The Marx Bros. Cafe: Decades of quality dining, innovation, and community.


Jack Amon and Richard "Van" Hale opened the doors of the Marx Bros. Cafe on October 18, 1979; however, the two had already been partners in cuisine for some time, having created the Wednesday Night Gourmet Wine Tasting Society and Volleyball Team Which Now Meets on Sunday, a weekly evening of food and wine. It was actually the end of the weekly event that spurred the name of the restaurant: hours after its final service, Amon and Hale were hauling equipment and furnishings out of their old location and to their now-iconic building on Third Street, all while managing arguments about equipment ownership, a visit from the police, and quite a bit of wine. "If you've ever seen the movie A Night at the Opera" starring the Marx Brothers, that's what it was like," Hale explains.

"It was a big storm here at the beginning," Amon says, but that storm laid the foundation for a decades-long partnership. "The strength of our partnership is we've both really committed to the same vision of the kind of restaurant we want to have and the kind of experience we want to provide... We've been really transparent with each other, and we both know where all the money is. I think that after forty years, we've managed to work a few things out," he laughs.

"People ask when I'm going to retire, and I say why?" Hale says. "I'm enjoying life... I want to work--it keeps me going, it keeps me young."

As they have for forty years, Hale and Amon share the workload, with Hale managing front of house and Amon managing back of house restaurant responsibilities.

Hale explains the level of trust they have in each other does allow them to have time away from the restaurant. "We're taking a little more time off than we ever have," he says. "We've got pretty good staff. When Jack takes off to Italy for three weeks, it's nice because he knows I'm at the restaurant covering, and when I'm gone, I know he's here."

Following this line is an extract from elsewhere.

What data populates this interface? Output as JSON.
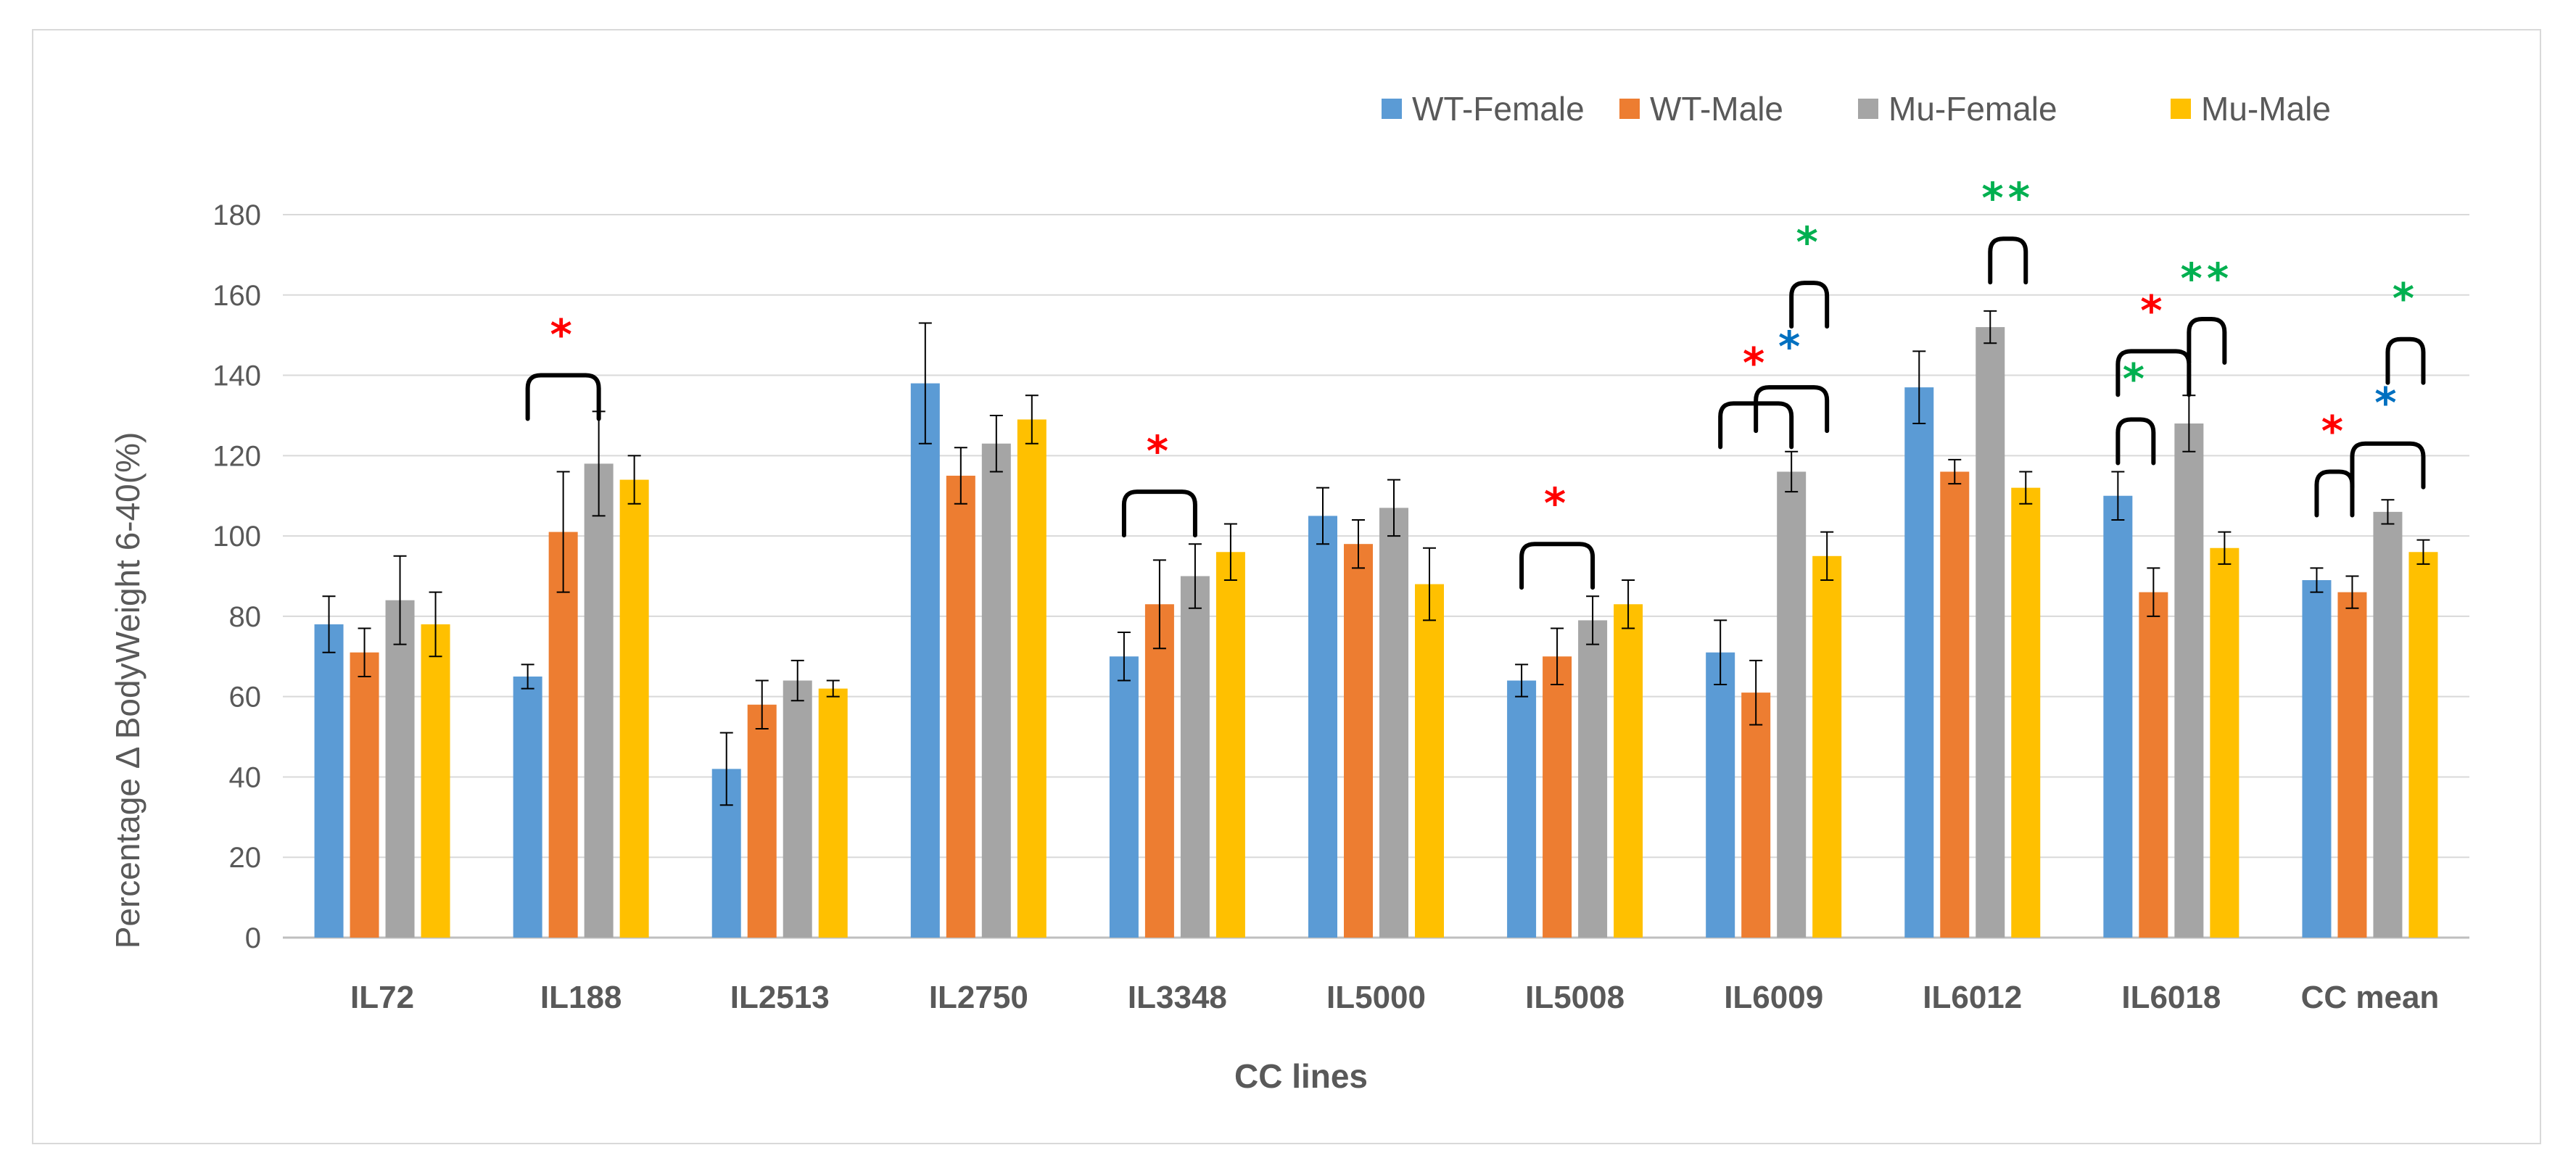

That said, "We both still like to be here at least some of the evening, and sometimes we split the week," Amon explains. "The customers still like to see us and know we're here--plus, I don't want the inmates running the asylum for a long time," he laughs.

Hale and Amon also look for balance for their employees. "There's an attitude among the younger workforce that it's not all just about the dollars, it's about work accommodating their lives and their other values," Amon explains. "A small group like us can find some of that flexibility, which helps with retention."